In their NRA News interview, they said several things that I found to be a bit odd or, at the very least, unprofessional. First, they preemptively brought up that they do have a policy of asking open carry folks to cover up their guns if some other customer doesn’t like it. Now, why would want to invite that storm on yourself? While you’ve been telling people all day that you allow all kinds of carry, now your spokesmen has just voluntarily admitted that they’ll ask the legal gun toter to get it out of sight (he didn’t elaborate on what they do if the OC’er refuses) when he was asked a simple question of whether or not they allow carry at all. (Put the shovel away, folks. You’ve dug your hole plenty deep.)

The other thing they have done is remove pro-gun comments from their Facebook page & release comments. NRA convention attendees I’ve spoken with privately & seen discussing it elsewhere have also reported that they are then banned from commenting or liking anything on the page again. Yet, take a look at what anti-gun & anti-NRA comments are allowed to remain. (Click the image to enlarge.)

I first wondered if the pro-gun commenters were crossing the lines of civility. But surely then, that the anti-gun comment saying that NRA members are unreasonable, unintelligent, and impractical would also qualify as uncivil? Or if it’s politics about the issue they want to keep away from their Facebook page, then surely the statement that guns only kill people would also qualify for removal? You know, the many posts about what a shame it is that Primanti Bros can’t stand for gun control without being called out it by NRA members seem awfully numerous and odd to remain if they just want the issue to go away.

Finally, the spokesman said something else on NRA News that rubbed me the wrong way. He said that Primanti Brothers isn’t pro-gun. He used that specific wording. He didn’t say, “We don’t have a specific policy on gun control politics or legislation.” He said they aren’t pro-gun. He also added that they weren’t anti-gun. But would he honestly tell the ACLU in an interview that Primanti Bros isn’t pro-speech? Or pro-right to practice a religion? Or perhaps the newspaper covering their next big news that they aren’t pro-freedom of the press? The right to bear arms is a protected & fundamental right. It’s one thing to not want to weigh in on specific battles, but it seems awfully odd of him to say they are not pro-Bill of Rights. I’d hate to have been a woman around there when they opened in the 1930s. Perhaps it was too soon after suffrage to be safely pro-suffragette. Again, what an odd thing to say if your company really just wants the issue to go away.
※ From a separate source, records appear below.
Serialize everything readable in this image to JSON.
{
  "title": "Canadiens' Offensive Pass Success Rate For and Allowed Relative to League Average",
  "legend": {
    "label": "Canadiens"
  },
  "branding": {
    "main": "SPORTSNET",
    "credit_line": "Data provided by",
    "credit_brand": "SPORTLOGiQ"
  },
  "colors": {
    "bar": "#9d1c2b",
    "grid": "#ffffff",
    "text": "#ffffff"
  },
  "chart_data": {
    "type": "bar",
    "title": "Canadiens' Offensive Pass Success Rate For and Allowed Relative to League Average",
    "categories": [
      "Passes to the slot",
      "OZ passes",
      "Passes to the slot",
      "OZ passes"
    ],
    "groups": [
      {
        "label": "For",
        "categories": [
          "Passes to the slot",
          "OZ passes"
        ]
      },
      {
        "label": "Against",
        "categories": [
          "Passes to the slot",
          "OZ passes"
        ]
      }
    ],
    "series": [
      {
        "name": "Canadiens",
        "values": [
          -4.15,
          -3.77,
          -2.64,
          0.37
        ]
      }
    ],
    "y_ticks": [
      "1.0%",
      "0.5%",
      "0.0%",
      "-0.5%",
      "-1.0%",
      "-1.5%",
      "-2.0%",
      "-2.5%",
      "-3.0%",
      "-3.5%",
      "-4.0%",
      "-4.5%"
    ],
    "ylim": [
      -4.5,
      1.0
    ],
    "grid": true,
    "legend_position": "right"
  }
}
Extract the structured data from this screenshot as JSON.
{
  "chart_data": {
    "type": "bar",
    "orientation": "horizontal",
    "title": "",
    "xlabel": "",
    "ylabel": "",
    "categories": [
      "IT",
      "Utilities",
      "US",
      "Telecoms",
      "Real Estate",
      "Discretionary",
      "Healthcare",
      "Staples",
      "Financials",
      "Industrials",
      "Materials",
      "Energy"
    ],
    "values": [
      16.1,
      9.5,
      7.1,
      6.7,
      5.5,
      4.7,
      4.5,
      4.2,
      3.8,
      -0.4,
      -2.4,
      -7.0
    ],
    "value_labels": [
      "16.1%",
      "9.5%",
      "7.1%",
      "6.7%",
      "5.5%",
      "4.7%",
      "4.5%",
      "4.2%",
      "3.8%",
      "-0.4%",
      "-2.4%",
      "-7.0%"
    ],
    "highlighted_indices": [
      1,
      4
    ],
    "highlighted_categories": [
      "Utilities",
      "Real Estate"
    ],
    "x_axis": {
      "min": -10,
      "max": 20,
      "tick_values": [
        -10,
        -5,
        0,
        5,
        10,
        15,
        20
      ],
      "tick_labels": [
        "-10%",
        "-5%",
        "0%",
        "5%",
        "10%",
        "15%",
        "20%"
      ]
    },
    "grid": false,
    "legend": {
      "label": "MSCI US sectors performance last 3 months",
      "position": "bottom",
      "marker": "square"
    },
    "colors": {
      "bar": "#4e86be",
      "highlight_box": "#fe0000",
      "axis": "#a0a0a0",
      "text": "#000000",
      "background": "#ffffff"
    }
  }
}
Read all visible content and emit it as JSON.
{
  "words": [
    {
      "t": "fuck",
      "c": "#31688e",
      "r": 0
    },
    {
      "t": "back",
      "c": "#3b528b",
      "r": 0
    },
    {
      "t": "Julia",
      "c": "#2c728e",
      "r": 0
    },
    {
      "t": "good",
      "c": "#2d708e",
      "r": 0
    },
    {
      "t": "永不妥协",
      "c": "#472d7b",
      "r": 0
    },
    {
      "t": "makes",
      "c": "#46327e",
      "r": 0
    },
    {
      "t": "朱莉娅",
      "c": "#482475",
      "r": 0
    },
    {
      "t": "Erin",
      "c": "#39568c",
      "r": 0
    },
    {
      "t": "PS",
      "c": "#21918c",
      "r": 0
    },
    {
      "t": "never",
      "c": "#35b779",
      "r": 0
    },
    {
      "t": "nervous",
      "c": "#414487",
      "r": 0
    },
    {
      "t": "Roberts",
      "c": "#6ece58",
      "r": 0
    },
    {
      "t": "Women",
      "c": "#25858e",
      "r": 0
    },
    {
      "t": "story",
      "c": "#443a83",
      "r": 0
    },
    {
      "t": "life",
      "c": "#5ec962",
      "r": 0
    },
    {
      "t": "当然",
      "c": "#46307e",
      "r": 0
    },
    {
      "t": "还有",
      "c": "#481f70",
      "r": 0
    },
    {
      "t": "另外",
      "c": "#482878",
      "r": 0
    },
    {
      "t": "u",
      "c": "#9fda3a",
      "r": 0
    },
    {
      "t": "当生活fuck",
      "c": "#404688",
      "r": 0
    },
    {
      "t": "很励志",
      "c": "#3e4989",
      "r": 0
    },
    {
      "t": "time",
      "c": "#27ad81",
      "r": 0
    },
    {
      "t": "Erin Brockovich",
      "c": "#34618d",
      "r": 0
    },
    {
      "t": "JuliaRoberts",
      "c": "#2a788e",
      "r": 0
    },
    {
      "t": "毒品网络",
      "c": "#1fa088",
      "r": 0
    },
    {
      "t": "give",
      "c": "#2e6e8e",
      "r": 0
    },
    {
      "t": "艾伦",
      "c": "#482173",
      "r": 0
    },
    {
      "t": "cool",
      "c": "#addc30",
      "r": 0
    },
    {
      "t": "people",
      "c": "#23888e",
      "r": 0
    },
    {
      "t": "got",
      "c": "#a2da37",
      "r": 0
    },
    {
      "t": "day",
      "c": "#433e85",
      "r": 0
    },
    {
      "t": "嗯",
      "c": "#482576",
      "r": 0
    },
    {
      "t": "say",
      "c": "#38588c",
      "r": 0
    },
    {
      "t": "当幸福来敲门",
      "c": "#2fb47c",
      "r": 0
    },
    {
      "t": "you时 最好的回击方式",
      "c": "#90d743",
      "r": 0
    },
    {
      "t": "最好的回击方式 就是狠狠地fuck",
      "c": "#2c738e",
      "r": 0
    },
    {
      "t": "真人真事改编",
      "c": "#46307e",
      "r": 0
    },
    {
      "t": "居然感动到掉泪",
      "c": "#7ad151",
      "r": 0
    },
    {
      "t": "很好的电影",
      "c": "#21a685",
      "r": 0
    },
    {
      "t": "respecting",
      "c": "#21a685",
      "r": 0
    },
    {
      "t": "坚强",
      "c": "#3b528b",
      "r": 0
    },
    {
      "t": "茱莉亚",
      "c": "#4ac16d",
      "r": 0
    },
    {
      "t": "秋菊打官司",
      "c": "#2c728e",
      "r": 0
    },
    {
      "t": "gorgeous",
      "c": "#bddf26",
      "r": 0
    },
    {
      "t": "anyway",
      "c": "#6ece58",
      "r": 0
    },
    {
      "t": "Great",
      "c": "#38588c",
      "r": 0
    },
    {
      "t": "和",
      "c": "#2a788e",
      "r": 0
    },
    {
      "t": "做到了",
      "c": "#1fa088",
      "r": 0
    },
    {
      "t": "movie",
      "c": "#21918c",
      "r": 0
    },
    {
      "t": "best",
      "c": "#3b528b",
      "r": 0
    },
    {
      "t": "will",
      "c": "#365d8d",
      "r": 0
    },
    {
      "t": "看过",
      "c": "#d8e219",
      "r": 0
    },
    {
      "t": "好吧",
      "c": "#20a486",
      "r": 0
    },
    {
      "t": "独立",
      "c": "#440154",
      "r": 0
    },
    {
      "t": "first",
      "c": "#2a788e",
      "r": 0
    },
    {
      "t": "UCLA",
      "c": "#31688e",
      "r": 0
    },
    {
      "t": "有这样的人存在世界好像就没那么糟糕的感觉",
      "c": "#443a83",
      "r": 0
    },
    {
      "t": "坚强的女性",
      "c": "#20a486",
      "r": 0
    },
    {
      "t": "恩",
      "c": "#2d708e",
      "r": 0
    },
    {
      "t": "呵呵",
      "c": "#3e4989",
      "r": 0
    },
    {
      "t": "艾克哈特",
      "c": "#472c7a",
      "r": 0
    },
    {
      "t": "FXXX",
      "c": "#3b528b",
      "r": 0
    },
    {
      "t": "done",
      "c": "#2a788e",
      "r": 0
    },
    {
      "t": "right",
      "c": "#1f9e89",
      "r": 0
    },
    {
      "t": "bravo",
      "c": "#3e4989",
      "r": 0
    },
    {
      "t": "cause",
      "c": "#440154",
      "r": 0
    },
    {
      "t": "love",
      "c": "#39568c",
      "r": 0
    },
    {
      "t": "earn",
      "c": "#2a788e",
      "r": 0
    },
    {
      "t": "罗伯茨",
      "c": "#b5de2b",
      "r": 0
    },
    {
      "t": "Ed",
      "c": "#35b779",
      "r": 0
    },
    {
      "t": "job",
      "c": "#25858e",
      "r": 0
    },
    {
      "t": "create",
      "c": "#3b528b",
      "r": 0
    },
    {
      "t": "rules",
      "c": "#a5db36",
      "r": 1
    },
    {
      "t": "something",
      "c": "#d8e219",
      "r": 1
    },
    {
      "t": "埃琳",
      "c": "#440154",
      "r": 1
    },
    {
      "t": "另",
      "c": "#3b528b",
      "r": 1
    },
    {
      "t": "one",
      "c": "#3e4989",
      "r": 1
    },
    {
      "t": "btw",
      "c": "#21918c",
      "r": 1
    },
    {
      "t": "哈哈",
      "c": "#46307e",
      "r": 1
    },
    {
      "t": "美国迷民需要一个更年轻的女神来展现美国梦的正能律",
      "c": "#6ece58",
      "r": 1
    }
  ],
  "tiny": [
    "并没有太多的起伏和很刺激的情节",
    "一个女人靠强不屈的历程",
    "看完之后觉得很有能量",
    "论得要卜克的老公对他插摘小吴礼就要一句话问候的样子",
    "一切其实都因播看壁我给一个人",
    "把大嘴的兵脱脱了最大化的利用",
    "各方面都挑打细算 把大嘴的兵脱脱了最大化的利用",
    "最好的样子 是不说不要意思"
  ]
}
The original question of their view on our rights still stands to some degree. They don’t seem to be out leading a campaign to ban guns alongside Michael Bloomberg. But, they do appear to be trying to silence their gun owning customers who try to leave any form of public commentary while leaving up numerous attacks on NRA & gun rights. I was not calling for an organized boycott, but just noting that for those who do care about where they spend their money, it might be a legitimate concern. I don’t think that concern has been completely alleviated for some people.

In the NRA News interview, Cam did ask permission to come out to the same location with NRA shirts in tow for the staff. They did agree, so that’s worth something.